Comment 6 for bug 388269

Revision history for this message
John A Meinel (jameinel) wrote :

I believe the goal of this 'replicate my search' is so that stuff like history shortcuts don't end up asking the server to walk the same history twice. For example:

 :
 N
 |
 A
 |\
 B C
 | |
 D |
 | |
 E |
 | |
 F |
 |/
 G

if we start walking at G, we'll get to A relatively quickly. When the other side catches up to finding "B", it knows that it doesn't have to keep walking and giving information about A.

However, the *client* is also walking that same information, and will not make requests for A. So the benefit is only in avoiding what would be walked by a single RPC.

Specifically, in the above search, we would benefit telling the server that we've seen A, if the server was at say D, and then it could tell us about B, and then "skip to the end" of the A line.

From what I can tell, this is only about efficiency. If the server sends us back information about A, we'll just either ignore it, or put it into the cache replacing what we already have there.

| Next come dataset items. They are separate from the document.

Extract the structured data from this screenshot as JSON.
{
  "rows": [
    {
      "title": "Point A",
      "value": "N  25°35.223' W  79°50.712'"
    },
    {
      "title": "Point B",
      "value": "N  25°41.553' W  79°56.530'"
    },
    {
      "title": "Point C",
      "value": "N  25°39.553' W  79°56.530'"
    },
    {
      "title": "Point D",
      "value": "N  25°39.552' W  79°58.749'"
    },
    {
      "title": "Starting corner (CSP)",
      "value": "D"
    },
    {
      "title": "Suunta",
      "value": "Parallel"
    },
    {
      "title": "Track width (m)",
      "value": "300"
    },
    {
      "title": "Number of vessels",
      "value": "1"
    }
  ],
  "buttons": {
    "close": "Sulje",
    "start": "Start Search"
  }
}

We save a few bytes-on-the-wire not re-transmitting data we've sent. We lose work on the server because it still has to walk all of those revisions to find out where the client has walked. (And it does the work in request N that it did for all the requests before it.)

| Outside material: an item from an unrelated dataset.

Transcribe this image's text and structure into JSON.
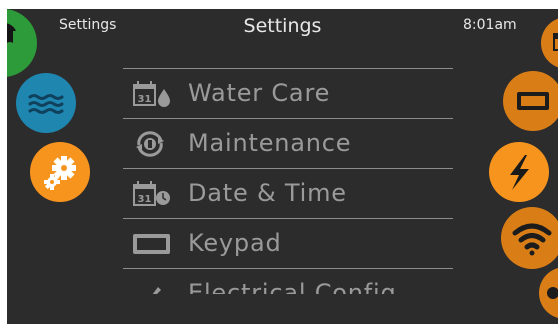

The client can't know exactly what the server will walk again, because it hasn't seen B yet. The client does know about N and A.

The client could approximate how many revisions the server will walk. The server-side code is to walk until we have 250,000 bytes of revision-ids to send. At average sizes, that is about 4,000 revisions.

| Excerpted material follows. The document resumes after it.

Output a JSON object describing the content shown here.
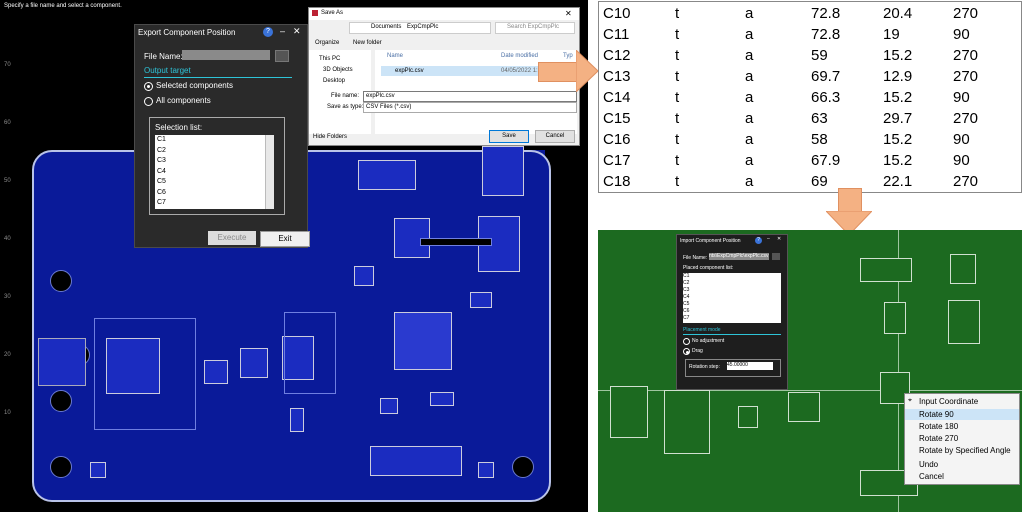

So at best, sending a full search will save the server from sending us 4k revs that we already know about, which happen to be parents of a current search tip, that we already have searched via an older search tip. And also, instead of sending us the 4k we already know about, the server will send us the 4k that we are actually interested in (on the other side of that chain.)

I'm guessing that having us send a search that matches the most recent 1000 or less revisions would give us most of the same benefit, and avoid the O(N^2) behavior.

I'm going to try to think deeply about the involved graphs, because I think we can do something nice here, that will get us 99% of the benefit, without doing a lot of redundant work (by the client or the server).